Now she shares that same spirit with her clients, primarily hospital and clinical teams. “I help hospital teams think about their work together and how that can be deepened,” she says. “I like to think I am being with them in their exploration of teamwork — and helping them get a perspective on what it might be like to think of them being with each other in their work. So I ask questions about what their work means to them and what they can mean to each other in their day-to-day work as a way of being with each other.”

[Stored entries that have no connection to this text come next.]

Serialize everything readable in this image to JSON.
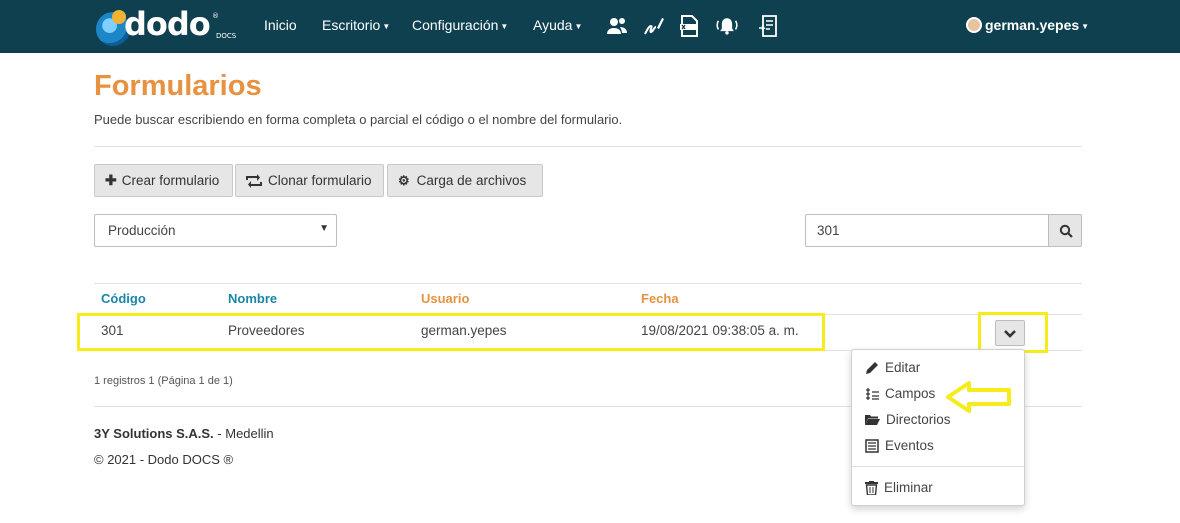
{
  "brand": {
    "name": "dodo",
    "sub": "DOCS",
    "reg": "®"
  },
  "nav": {
    "items": [
      {
        "label": "Inicio",
        "dropdown": false
      },
      {
        "label": "Escritorio",
        "dropdown": true
      },
      {
        "label": "Configuración",
        "dropdown": true
      },
      {
        "label": "Ayuda",
        "dropdown": true
      }
    ],
    "icons": [
      "users-icon",
      "signature-icon",
      "xlsx-file-icon",
      "bell-icon",
      "document-list-icon"
    ],
    "user": "german.yepes"
  },
  "page": {
    "title": "Formularios",
    "subtitle": "Puede buscar escribiendo en forma completa o parcial el código o el nombre del formulario."
  },
  "toolbar": {
    "create_label": "Crear formulario",
    "clone_label": "Clonar formulario",
    "upload_label": "Carga de archivos"
  },
  "filters": {
    "environment_selected": "Producción",
    "search_value": "301"
  },
  "table": {
    "headers": {
      "code": "Código",
      "name": "Nombre",
      "user": "Usuario",
      "date": "Fecha"
    },
    "rows": [
      {
        "code": "301",
        "name": "Proveedores",
        "user": "german.yepes",
        "date": "19/08/2021 09:38:05 a. m."
      }
    ],
    "summary": "1 registros 1 (Página 1 de 1)"
  },
  "row_menu": {
    "items": [
      "Editar",
      "Campos",
      "Directorios",
      "Eventos"
    ],
    "danger_item": "Eliminar"
  },
  "footer": {
    "company": "3Y Solutions S.A.S.",
    "city": " - Medellin",
    "copyright": "© 2021 - Dodo DOCS ®"
  },
  "colors": {
    "navbar": "#0f4050",
    "title": "#e69240",
    "header_blue": "#1b86a8",
    "header_orange": "#e69240",
    "annotation": "#f5ec1a"
  }
}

That same thoughtful approach also infuses her community service work, including her previous roles working with the homeless, serving as vice president of a shelter for victims of domestic violence and volunteering with a therapeutic horseback riding academy. These days, she’s busy juggling her business with classes at Marquette, where she’s working on an interdisciplinary doctorate focused on health care organizational development, along with presenting her research at national and international health care conferences.
“I think success is defined as being able to use your gifts and honing those in a way they can create something new that tips the scale on this brave little planet,” she says. “It’s sad, though, because not everyone has the resources to make that happen. I was lucky I did, and that’s a work of grace in my life, too.”
Hometown: Elkhorn, Wis. (Moved to Charlottesville, Va., when she was 12.)
Favorite quote: “‘Every man for himself’ is a doctrine for a feeding frenzy or for a panic in a burning nightclub, appropriate for sharks or hogs or perhaps a cascade of lemmings. A society wishing to endure must speak the language of care-taking, faith-keeping, kindness, neighborliness and peace.” — Wendell Berry
Dream dinner guest: Poet Billy Collins. “He’s alive. And if he’s reading this, I’d even cook him dinner!”
Marquette faculty who had an impact: “To single one out is not possible. Together, they have truly helped to shape me and form me. I think that is a wonderful thing, too — nobody writes the whole check, really. But each of them has stepped into my life and enhanced my skills sets, thinking, perceptions, and stretched me in ways I never thought possible. They have all been good shepherds!”
Favorite Marquette memories: “Being with my student colleagues and debating issues in class.”
Career she aspired to in grade school: “I thought of being a vet, but then really noticed I was paying a lot of attention to words and language — and groups. So I had to figure out where that could fit. I also had this thing that Marilyn Robinson calls ‘a haunting solicitude for the vulnerable’ when I was little, probably from growing up with my brother Jeff, so somehow I knew I had to pay attention to that and I think I have throughout my life.”
Most influential people: “My mom and dad, but also more than 26 aunts and uncles who were part of my mother’s 13 siblings. And many, many cousins. And dear friends. Huge impact!”